19th Rest Day. St. Nazaire
Before the next stage of the ride where I turn south east to
reach the Loire Valley a detour was essential to St Nazaire and today was
ideal, a rest day being welcome after three days of more than 100 kms each day,
and the weather further deteriorating to
heavy rain and cold; more February than May.
But
the grey, misty morning seemed appropriate for my first visit to this huge
port. Seventy years ago my father was a
part of the daring commando raid on the dry dock and the submarine pens which
effectively made the trans-Atlantic convoys much safer. For years I have wanted to visit St Nazaire and my
choice of route for this journey was partly dictated by this wish, just as my
ride to John O Groats two years ago allowed me to visit the impressive monument
to the Commandos at Spean Bridge in the Highlands.
Driving
in the dull misty morning the forty or so kilometres to St Nazaire from Blain I
persuaded myself that I was on a wild goose chase. However, nothing could have
been further from the truth. Despite their town having been virtually razed to
the ground by the allies the townspeople still remember the night of 28th
March 1942 when the decrepit old battleship Campbelltown destroyed the huge
lock gate to the dry dock in the port.
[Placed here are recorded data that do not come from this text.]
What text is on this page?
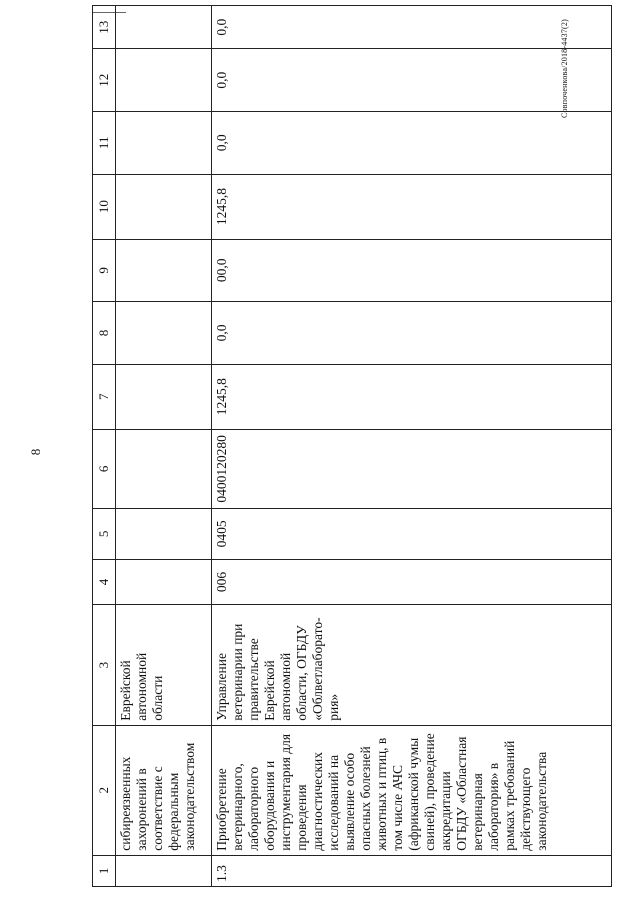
8
Совпоченкова/2018-4437(2)
1	2	3	4	5	6	7	8	9	10	11	12	13
	сибиреязвенных захоронений в соответствие с федеральным законодательством	Еврейской автономной области										
1.3	Приобретение ветеринарного, лабораторного оборудования и инструментария для проведения диагностических исследований на выявление особо опасных болезней животных и птиц, в том числе АЧС (африканской чумы свиней), проведение аккредитации ОГБДУ «Областная ветеринарная лаборатория» в рамках требований действующего законодательства	Управление ветеринарии при правительстве Еврейской автономной области, ОГБДУ «Облветлаборато-рия»	006	0405	0400120280	1245,8	0,0	00,0	1245,8	0,0	0,0	0,0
The
gigantic, cavernous, submarine pens, the gun
emplacements, and other fortifications are still there and it is perfectly
possible to trace the events of the desperate raid and the movements of the
soldiers. The dry dock is still used for
ship building and it was by a complete coincidence that this Saturday was the
inauguration of the cruise liner MS Divina, and its departure on its maiden
voyage. It was moving to watch this enormous vessel be guided out of the very
dock that seventy years ago it had been so necessary to destroy. The monument to the Commandoes is even more
dignified than the one at Spean Bridge, being a four metre high shard of
granite, presumably to symbolize strength. The fact that it stands not 50
metres from the children’s playground on the beach, nor that la Place des
Commandos is mostly a carpark did not diminish its significance for me.